На следующее утро дедушка сложил какие‑то мелочи в чемодан, надел свой лучший костюм и сел на камышовый диван в вестибюле, где и провел весь день без еды и без движения. На следующий день это повторилось, потом опять и опять. Напрасно Сегунда приносила ему обед и даже уговаривала поесть. Но па третий или на четвертый день дедушка все же согласился — по — прежнему не вставая с дивана — принимать пищу, так как, видимо, решился на что‑то важное.
Так он и сидел, ни с кем не разговаривая с рассвета до темноты. И непременно в вестибюле, чтобы все видели! он уже не в доме, но и не за порогом. Только со мной он немного разговаривал, когда я возвращался из коллежа. Я спрашивал, почему он такой, не болен ли, он же стремился знать, хорошо ли я себя вел, что мы проходили и какой предмет мне больше всех нравится. Я старался отвечать как можно веселее, потому что жалко было смотреть на него, такого одинокого и беззащитного. Однажды он спросил меня, кем я думаю стать, когда вырасту, а как только я ответил, что адвокатом, он сказал: «Вот еще законник нашелся!», а потом с силой выкрикнул: «Ты станешь мошенником, самым бесчестным мошенником!»
Наши беседы с небольшими вариациями повторялись изо дня в день. Однажды, когда я пришел из коллежа, он сидел, как всегда прямой, как всегда одинокий, рядом со своим чемодапом, но глаза его были полны слез. Я сел возле деда и искоса поглядывал на него. Когда прошло довольно много времени, я тихонько спросил: «Что с тобой, дедушка?» Он вскинул голову и крикнул: «Кой черт со мной может быть — не хочу уезжать, вот что!» Дедуш‑ка был неприкасаемым в буквальном смысле слова, но в ту минуту мне не хотелось об этом думать, и я положил руку ему на плечо.
Он уехал. На следующий день, возвращаясь из коллежа, я не увидел его, а на мой вопрос о пем мне ответили, что он в «Оспиталито дель Рей». Но я его не забывал. Часто по воскресеньям, один или с дядей Либерио, я навещал его.

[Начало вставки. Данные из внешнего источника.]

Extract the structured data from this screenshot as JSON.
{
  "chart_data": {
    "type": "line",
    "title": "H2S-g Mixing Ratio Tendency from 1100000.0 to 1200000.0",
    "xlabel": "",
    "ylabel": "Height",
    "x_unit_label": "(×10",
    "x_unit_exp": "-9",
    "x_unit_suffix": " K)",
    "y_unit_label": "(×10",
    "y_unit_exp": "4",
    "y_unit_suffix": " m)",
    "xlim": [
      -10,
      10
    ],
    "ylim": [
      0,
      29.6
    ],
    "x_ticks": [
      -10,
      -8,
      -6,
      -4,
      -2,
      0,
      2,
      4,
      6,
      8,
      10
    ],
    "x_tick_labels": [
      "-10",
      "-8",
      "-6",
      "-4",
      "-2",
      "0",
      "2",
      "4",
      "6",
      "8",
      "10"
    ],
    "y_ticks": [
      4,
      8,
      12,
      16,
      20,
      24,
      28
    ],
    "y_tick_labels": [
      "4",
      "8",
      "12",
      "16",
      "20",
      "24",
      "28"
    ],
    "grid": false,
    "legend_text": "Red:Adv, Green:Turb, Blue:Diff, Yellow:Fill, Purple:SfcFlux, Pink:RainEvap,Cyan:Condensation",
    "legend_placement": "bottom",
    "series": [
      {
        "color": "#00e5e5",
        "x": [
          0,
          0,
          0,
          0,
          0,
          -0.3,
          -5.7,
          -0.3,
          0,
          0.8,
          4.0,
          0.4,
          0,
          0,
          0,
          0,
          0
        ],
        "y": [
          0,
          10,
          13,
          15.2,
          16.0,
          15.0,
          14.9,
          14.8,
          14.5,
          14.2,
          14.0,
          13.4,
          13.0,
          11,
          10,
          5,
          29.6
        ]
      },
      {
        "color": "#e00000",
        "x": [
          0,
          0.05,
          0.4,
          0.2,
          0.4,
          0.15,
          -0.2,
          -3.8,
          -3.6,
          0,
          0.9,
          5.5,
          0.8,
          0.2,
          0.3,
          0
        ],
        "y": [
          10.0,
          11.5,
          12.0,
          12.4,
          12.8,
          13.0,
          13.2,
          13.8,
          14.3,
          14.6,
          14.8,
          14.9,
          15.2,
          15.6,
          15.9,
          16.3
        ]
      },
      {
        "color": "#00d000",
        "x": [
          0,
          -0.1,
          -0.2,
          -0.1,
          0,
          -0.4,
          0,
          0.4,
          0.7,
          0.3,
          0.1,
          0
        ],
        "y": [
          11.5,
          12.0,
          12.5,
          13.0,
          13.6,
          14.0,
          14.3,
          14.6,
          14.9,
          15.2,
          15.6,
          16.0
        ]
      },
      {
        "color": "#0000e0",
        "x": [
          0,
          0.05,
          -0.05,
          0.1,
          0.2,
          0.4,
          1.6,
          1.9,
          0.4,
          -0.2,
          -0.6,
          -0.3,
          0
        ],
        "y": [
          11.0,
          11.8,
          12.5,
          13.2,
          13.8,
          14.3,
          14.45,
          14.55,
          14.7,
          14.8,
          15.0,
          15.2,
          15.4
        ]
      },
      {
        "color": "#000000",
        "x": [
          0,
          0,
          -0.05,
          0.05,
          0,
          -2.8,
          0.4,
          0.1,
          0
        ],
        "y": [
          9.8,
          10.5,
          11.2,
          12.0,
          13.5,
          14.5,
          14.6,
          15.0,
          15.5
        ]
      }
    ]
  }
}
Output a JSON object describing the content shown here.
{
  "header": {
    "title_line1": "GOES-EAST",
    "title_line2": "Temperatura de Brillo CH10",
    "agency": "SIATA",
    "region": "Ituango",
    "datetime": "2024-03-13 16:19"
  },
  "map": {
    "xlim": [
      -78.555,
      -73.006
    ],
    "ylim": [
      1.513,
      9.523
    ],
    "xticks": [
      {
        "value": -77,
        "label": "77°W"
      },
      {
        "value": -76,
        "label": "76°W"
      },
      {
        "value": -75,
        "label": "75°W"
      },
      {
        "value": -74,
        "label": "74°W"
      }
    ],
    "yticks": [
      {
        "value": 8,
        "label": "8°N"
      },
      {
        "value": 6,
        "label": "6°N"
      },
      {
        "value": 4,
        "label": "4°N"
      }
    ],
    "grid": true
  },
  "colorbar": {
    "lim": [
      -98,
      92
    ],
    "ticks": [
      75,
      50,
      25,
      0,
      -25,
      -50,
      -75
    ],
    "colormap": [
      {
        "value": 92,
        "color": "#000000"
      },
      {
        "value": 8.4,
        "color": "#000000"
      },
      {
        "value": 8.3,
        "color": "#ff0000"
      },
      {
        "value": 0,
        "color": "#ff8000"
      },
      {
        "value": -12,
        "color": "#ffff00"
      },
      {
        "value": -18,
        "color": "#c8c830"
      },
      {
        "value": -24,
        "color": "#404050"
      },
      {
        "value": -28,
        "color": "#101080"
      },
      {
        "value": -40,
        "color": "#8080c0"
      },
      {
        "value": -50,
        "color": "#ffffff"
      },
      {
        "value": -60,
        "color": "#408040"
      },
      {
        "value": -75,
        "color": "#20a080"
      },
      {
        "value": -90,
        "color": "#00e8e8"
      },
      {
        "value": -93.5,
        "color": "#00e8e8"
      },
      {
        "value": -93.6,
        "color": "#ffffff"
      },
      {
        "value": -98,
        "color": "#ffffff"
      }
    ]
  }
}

Либерио говорил, что отец его никогда не любил, но он тоже не забывал старика. Иногда мы не заставали его в «Оспиталито», потому что он, получив отпуск в дирекции этого учреждения, ездил поездом на могилу Матиаса. В одном из таких путешествий дедушка и умер. Как говорили сердобольные люди, которые пытались помочь ему, он, казалось, спал, потом вздрогнул и умер без единого стона.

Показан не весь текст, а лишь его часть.